En suma, la percepción de la corrupción agrega un
“plus de dramatismo” a las experiencias de movilización. La política, así,
lejos de constituir una vía para la canalización de las demandas sociales, se
constituye en el objetivo de la intervención de los manifestantes contra lo que
consideran son los símbolos del poder y el privilegio. En algunos casos, la
corrupción –o, mejor dicho, las demandas contra la corrupción– alimentan la violencia,
la ira y la indignación; en otros casos, sirven para que los colectivos que
surgen de los procesos de movilización se diferencien, adquieran cierta
particularidad e identidad propias. Así ocurrió en los estallidos sociales en
las provincias argentinas durante los 90, de los cuales el Santiagueñazo de
1993 fue uno de los ejemplos más significativos, o con los propios piqueteros
en los grandes cortes de ruta en el sur y el norte del país a mediados de esa
década. En este sentido, el vocabulario de la corrupción incorporado a la
protesta permite entender de qué modo la actividad política es percibida en
términos personales, inorgánicos y, finalmente, desligada de un discurso
ideológico estructurado.
Las aristas del problema
La insistencia sobre la corrupción parece oscurecer algunos elementos que la vinculan con dimensiones políticas y económicas que quizá convenga explicitar. ¿Cuáles son los ámbitos principales en los que interviene esta transformación del vocabulario político? ¿Qué elementos del funcionamiento democrático se volvieron ilegítimos? ¿Cómo resolver esos problemas de legitimación?
El problema de la corrupción tiene varias aristas.

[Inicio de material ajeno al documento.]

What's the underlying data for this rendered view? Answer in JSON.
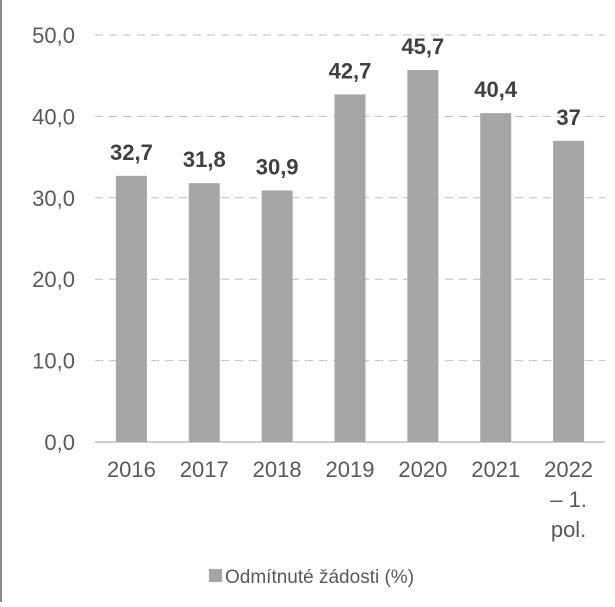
{
  "chart_data": {
    "type": "bar",
    "categories": [
      "2016",
      "2017",
      "2018",
      "2019",
      "2020",
      "2021",
      "2022 – 1. pol."
    ],
    "category_lines": [
      [
        "2016"
      ],
      [
        "2017"
      ],
      [
        "2018"
      ],
      [
        "2019"
      ],
      [
        "2020"
      ],
      [
        "2021"
      ],
      [
        "2022",
        "– 1.",
        "pol."
      ]
    ],
    "series": [
      {
        "name": "Odmítnuté žádosti (%)",
        "values": [
          32.7,
          31.8,
          30.9,
          42.7,
          45.7,
          40.4,
          37
        ],
        "labels": [
          "32,7",
          "31,8",
          "30,9",
          "42,7",
          "45,7",
          "40,4",
          "37"
        ],
        "color": "#a6a6a6"
      }
    ],
    "y_ticks": [
      "0,0",
      "10,0",
      "20,0",
      "30,0",
      "40,0",
      "50,0"
    ],
    "ylim": [
      0,
      50
    ],
    "grid": true,
    "grid_color": "#bfbfbf",
    "legend": "bottom",
    "title": "",
    "xlabel": "",
    "ylabel": ""
  }
}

En términos democráticos, se presenta como un problema de representación, de
relación entre gobernados que no confían y buscan ejercer un control activo
sobre quienes los gobiernan. En términos republicanos, aparece como una crisis
del imperio de la ley: los políticos, en tanto clase, cuerpo profesional o
elite, escapan a la coacción que el ordenamiento jurídico ejerce sobre el resto
de la sociedad. En términos económicos, la corrupción es un costo que se impone
al despliegue de las fuerzas del mercado y que limita el crecimiento. Por
último, la corrupción se presenta a partir de rasgos estrictamente morales: el
desempeño de los funcionarios no se evalúa a la luz de los criterios de
legitimidad política sino también a partir de su capacidad de demostrar un
comportamiento ético en todos los ámbitos de la vida.
Frente a ello, la corrupción como crítica de la
política remite directamente a los escándalos, transformados actualmente en una
de las figuras centrales del conflicto en la vida pública. Cuando el discurso
político pierde los contenidos ideológicos y programáticos típicos de la
política de partidos, la denuncia forma parte de las estrategias de degradación
del adversario. Las personas –los personajes– adquieren una destacada
centralidad. En este contexto, su estatura moral y su credibilidad se
transforman en capitales políticos vitales en la lucha por el poder, aunque no
siempre alcancen para ganar elecciones.